I would trade in my fully working arms to get bionic replacements.
Hell, I would have my head transplanted onto a fully functional robotic body.
The Kruger Dunning explains most post on
The problem with the suggestions of restoring function to her existing one is that it ignores that there is a definite time limit to being a candidate for any sort of nerve restoration or, for that matter, any form of electrostim manipulation--if her hand is withered as the article says, she's out of this window. Once the muscles have atrophied away practically entirely (and she's been without movement of it for over a decade, so this is likely) the odds of getting it restored to more usefulness than a permanently attached blunt object is...somewhere up there with an angel coming down from Heaven and giving you a spaceship, ownership of an Earth-sized mass of precious metals, and magic powers. (No, aliens that look like angels would not count. The odds of the existence of supernatural beings from the afterlife who appear in nighties with bird wings is part of the calculation of the probability of the cited event.)
More importantly, once you start getting phantom limb pains, the window for getting the nerves reconnected is definitely gone. Phantom limb comes from your brain reassigning the blocks that had been originally used by the now-lost part of the body (or what it is 'reading' as lost) to new places. Yes, you could probably take terrible advantage of this and find the patch of skin that has been granted use of that part of the somatosensory map, but it tends to be somewhere on the face. (2nd choice is probably the hands, if that wasn't what was lost, followed by either the feet or...let's call it the crotch, OK?) This would be probably less desirable, from a purely aesthetic point of view, especially if the phantom limb sensations are actually due to your underwear irritating the area between your legs as opposed to your cheek or foot being itchy.
Incidentally, the model she's interested in would be reading the lower arm, not the back muscles for its 'input.' Given that you actually use the muscles in your forearm for much of your hand motions, it might actually give her a decent chance should we be able to regrow hands within her lifetime at actually being able to get a flesh-and-blood hand that's as functional as a bionic one would be. Her current one is definitely shot if it's withered--implanting new muscle to any great extent is probably a significantly more complex task than regrowing or even transplanting--and keeping it would actually likely lower the chances of success with a regrown as she will keep losing muscles and nerve supply to the part. (The classic mnemonic here is that you use it or lose it.) The bionic hand might be able to at least slow the rate of loss.
Your hypothetical hypothesis is bullocks, as the Brits say. No jury would award only a year's salary to someone who could no longer work in their profession. As Judge Judy says, "that's redikolus".
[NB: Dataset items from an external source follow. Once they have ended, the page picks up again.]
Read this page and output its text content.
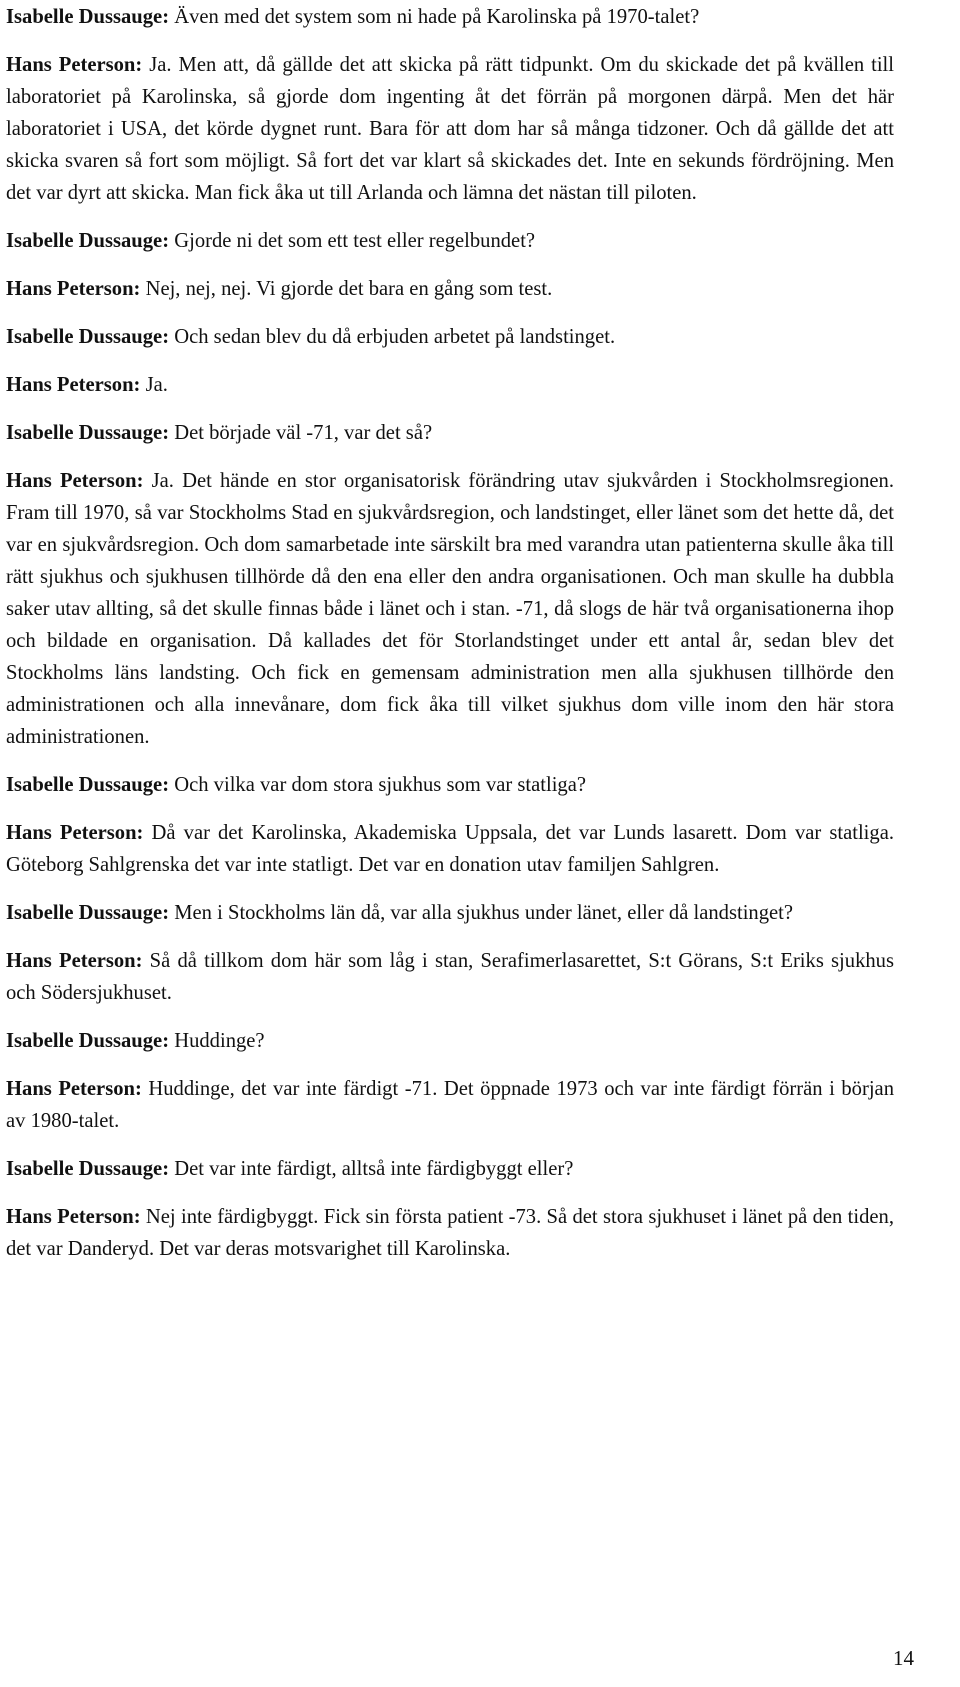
Isabelle Dussauge: Även med det system som ni hade på Karolinska på 1970-talet?

Hans Peterson: Ja. Men att, då gällde det att skicka på rätt tidpunkt. Om du skickade det på kvällen till laboratoriet på Karolinska, så gjorde dom ingenting åt det förrän på morgonen därpå. Men det här laboratoriet i USA, det körde dygnet runt. Bara för att dom har så många tidzoner. Och då gällde det att skicka svaren så fort som möjligt. Så fort det var klart så skickades det. Inte en sekunds fördröjning. Men det var dyrt att skicka. Man fick åka ut till Arlanda och lämna det nästan till piloten.

Isabelle Dussauge: Gjorde ni det som ett test eller regelbundet?

Hans Peterson: Nej, nej, nej. Vi gjorde det bara en gång som test.

Isabelle Dussauge: Och sedan blev du då erbjuden arbetet på landstinget.

Hans Peterson: Ja.

Isabelle Dussauge: Det började väl -71, var det så?

Hans Peterson: Ja. Det hände en stor organisatorisk förändring utav sjukvården i Stockholmsregionen. Fram till 1970, så var Stockholms Stad en sjukvårdsregion, och landstinget, eller länet som det hette då, det var en sjukvårdsregion. Och dom samarbetade inte särskilt bra med varandra utan patienterna skulle åka till rätt sjukhus och sjukhusen tillhörde då den ena eller den andra organisationen. Och man skulle ha dubbla saker utav allting, så det skulle finnas både i länet och i stan. -71, då slogs de här två organisationerna ihop och bildade en organisation. Då kallades det för Storlandstinget under ett antal år, sedan blev det Stockholms läns landsting. Och fick en gemensam administration men alla sjukhusen tillhörde den administrationen och alla innevånare, dom fick åka till vilket sjukhus dom ville inom den här stora administrationen.

Isabelle Dussauge: Och vilka var dom stora sjukhus som var statliga?

Hans Peterson: Då var det Karolinska, Akademiska Uppsala, det var Lunds lasarett. Dom var statliga. Göteborg Sahlgrenska det var inte statligt. Det var en donation utav familjen Sahlgren.

Isabelle Dussauge: Men i Stockholms län då, var alla sjukhus under länet, eller då landstinget?

Hans Peterson: Så då tillkom dom här som låg i stan, Serafimerlasarettet, S:t Görans, S:t Eriks sjukhus och Södersjukhuset.

Isabelle Dussauge: Huddinge?

Hans Peterson: Huddinge, det var inte färdigt -71. Det öppnade 1973 och var inte färdigt förrän i början av 1980-talet.

Isabelle Dussauge: Det var inte färdigt, alltså inte färdigbyggt eller?

Hans Peterson: Nej inte färdigbyggt. Fick sin första patient -73. Så det stora sjukhuset i länet på den tiden, det var Danderyd. Det var deras motsvarighet till Karolinska.

14
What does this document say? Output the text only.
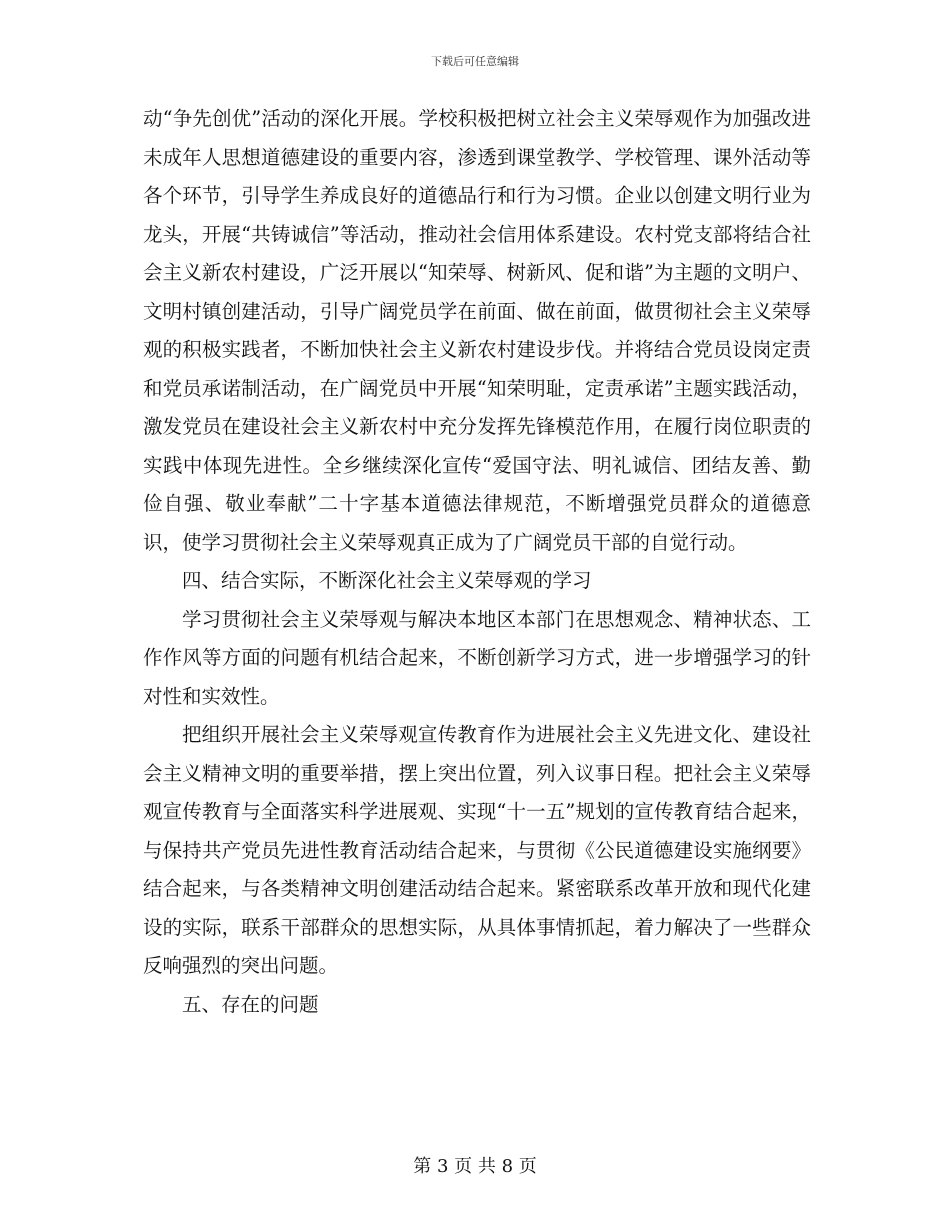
下载后可任意编辑

动“争先创优”活动的深化开展。学校积极把树立社会主义荣辱观作为加强改进未成年人思想道德建设的重要内容，渗透到课堂教学、学校管理、课外活动等各个环节，引导学生养成良好的道德品行和行为习惯。企业以创建文明行业为龙头，开展“共铸诚信”等活动，推动社会信用体系建设。农村党支部将结合社会主义新农村建设，广泛开展以“知荣辱、树新风、促和谐”为主题的文明户、文明村镇创建活动，引导广阔党员学在前面、做在前面，做贯彻社会主义荣辱观的积极实践者，不断加快社会主义新农村建设步伐。并将结合党员设岗定责和党员承诺制活动，在广阔党员中开展“知荣明耻，定责承诺”主题实践活动，激发党员在建设社会主义新农村中充分发挥先锋模范作用，在履行岗位职责的实践中体现先进性。全乡继续深化宣传“爱国守法、明礼诚信、团结友善、勤俭自强、敬业奉献”二十字基本道德法律规范，不断增强党员群众的道德意识，使学习贯彻社会主义荣辱观真正成为了广阔党员干部的自觉行动。

四、结合实际，不断深化社会主义荣辱观的学习

学习贯彻社会主义荣辱观与解决本地区本部门在思想观念、精神状态、工作作风等方面的问题有机结合起来，不断创新学习方式，进一步增强学习的针对性和实效性。

把组织开展社会主义荣辱观宣传教育作为进展社会主义先进文化、建设社会主义精神文明的重要举措，摆上突出位置，列入议事日程。把社会主义荣辱观宣传教育与全面落实科学进展观、实现“十一五”规划的宣传教育结合起来，与保持共产党员先进性教育活动结合起来，与贯彻《公民道德建设实施纲要》结合起来，与各类精神文明创建活动结合起来。紧密联系改革开放和现代化建设的实际，联系干部群众的思想实际，从具体事情抓起，着力解决了一些群众反响强烈的突出问题。

五、存在的问题

第 3 页 共 8 页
However, I think an optician could still work with only one arm, but costing a homeless person an arm is going to cost you millions, let alone a professional. So you might want to stay off that phone when you're driving, and make sure your insurance is current.
Free Martian Whores!
You move to a country with a civilized health care system. I can't see the most advanced bionic arm ever made costing more than 100k to make, after R & D.
"People don't want to learn linux" hasn't been a valid excuse since '03.